I've heard a LOT of stories about how long WLP565 takes and how it's prone to stall. Well, it chewed through that 1.070 wort and was at 1.010 in 5 days.

I'm guessing it could probably drop a few more point, but do I risk loosing some character/body if I let this big Saison drop to much further? Thinking about cold crashing this and putting it in the keg now. Any thoughts?

From what I've heard it's almost never a good idea to stop fermentation before it's completed. Yeast needs time to clean up after itself so you're not left with a bunch of unwanted byproducts that were produced during fermentation.
 
Leave it on the yeast. Saisons by definition are very highly attenuated beers. Those yeasts produce quite a bit of glycerol and thus a good amount of body and character. Don't worry if it finishes at 1.000
 
Give it more time.
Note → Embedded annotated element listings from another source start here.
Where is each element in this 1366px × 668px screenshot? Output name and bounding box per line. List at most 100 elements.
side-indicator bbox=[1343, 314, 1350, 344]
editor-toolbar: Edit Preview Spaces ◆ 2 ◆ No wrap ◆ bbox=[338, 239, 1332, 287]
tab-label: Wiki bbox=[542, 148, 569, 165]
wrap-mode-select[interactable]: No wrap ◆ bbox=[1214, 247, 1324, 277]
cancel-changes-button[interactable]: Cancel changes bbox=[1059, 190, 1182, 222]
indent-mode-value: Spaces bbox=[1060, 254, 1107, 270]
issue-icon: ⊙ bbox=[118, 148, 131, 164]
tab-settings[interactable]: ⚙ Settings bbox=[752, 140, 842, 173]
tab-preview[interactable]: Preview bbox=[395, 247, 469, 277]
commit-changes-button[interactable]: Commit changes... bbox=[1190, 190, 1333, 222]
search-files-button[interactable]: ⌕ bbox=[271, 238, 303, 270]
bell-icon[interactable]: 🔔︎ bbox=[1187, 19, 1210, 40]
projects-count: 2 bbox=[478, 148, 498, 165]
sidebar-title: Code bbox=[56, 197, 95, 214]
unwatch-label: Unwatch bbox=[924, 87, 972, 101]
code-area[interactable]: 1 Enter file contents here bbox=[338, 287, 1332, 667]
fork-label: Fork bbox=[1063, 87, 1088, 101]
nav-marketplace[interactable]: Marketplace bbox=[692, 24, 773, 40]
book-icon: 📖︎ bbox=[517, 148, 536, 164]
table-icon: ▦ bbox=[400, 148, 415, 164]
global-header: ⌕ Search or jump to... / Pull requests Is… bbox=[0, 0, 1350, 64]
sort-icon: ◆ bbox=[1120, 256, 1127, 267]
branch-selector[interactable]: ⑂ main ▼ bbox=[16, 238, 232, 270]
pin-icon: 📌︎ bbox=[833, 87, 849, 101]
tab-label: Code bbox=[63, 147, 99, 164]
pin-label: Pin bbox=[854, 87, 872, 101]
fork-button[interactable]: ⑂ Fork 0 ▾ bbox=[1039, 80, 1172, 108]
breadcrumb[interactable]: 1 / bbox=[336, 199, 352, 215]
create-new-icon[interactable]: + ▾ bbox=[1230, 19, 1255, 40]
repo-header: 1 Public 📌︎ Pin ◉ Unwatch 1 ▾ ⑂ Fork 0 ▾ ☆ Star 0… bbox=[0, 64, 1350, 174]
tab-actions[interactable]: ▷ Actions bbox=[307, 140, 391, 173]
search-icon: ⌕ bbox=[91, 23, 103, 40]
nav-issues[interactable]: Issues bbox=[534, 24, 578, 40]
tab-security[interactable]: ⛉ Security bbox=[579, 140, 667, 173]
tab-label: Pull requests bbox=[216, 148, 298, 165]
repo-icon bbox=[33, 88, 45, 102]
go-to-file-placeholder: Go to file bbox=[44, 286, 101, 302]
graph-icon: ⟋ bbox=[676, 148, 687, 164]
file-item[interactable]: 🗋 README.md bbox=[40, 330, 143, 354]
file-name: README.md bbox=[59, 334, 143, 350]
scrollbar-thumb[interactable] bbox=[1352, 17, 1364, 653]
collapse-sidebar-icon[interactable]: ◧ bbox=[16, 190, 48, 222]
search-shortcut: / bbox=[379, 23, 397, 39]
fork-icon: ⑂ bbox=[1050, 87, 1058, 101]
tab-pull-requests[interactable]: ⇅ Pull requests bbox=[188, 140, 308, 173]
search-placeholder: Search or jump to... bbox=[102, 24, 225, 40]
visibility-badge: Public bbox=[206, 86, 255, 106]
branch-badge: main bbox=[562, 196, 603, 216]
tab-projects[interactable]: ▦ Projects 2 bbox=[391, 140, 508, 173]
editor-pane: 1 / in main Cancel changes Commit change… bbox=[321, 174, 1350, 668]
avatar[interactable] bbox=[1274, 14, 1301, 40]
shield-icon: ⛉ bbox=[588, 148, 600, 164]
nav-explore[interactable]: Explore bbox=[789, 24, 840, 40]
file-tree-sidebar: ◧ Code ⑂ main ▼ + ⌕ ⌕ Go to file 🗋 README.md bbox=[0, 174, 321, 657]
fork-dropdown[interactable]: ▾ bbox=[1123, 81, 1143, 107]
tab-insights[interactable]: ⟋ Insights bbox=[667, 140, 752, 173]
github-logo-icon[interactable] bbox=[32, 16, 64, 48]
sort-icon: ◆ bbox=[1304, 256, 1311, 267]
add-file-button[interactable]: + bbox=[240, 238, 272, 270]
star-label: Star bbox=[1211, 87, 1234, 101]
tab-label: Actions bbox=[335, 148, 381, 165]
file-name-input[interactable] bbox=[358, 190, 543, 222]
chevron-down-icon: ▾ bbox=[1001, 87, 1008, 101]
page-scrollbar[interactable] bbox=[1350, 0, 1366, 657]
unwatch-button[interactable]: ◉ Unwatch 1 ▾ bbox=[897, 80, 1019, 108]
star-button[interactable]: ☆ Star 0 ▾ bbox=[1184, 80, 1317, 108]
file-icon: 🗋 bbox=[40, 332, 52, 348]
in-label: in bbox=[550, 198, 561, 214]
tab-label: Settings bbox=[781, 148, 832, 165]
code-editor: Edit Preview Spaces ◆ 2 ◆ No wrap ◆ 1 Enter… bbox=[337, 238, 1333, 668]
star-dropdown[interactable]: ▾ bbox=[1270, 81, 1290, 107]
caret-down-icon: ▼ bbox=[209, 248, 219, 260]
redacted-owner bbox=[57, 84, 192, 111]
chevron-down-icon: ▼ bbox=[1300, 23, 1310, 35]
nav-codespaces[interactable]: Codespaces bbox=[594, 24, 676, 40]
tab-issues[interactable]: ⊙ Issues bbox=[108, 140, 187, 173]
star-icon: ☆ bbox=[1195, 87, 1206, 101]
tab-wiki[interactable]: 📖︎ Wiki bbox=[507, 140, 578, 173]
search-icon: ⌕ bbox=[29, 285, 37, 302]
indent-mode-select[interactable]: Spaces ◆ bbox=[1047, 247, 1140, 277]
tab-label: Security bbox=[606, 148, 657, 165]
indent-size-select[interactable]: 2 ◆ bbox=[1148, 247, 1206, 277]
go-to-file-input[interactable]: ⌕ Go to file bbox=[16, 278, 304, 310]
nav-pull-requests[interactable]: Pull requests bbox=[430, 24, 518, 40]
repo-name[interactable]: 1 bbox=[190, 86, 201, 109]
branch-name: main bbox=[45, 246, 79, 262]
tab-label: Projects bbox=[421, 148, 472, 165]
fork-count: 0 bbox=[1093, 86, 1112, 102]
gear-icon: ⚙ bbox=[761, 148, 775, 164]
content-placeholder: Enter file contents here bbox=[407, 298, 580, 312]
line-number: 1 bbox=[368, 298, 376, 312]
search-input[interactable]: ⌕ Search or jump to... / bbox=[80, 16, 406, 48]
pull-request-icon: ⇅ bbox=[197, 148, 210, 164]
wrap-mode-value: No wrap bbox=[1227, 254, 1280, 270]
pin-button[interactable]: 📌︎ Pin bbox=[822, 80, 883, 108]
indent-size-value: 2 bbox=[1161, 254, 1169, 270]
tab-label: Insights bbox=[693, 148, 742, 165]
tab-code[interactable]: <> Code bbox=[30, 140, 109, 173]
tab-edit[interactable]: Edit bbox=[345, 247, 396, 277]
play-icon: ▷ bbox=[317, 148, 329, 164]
Yes, Saison yeasts are good attenuators, especially in warmer temps. 3711 is even more of a beast than 565. You need to give the yeast time to remove a few nasties after fermentation tapers. I would give it at least 10 days total. Patience grasshoppah and you shall be rewarded :)

Also, after its done, pretend someone with tuberculosis sneezed on everything that touched the beer. Clean and sanitize everything. I go as far as to spray Lysol around my brewing and fermenting areas.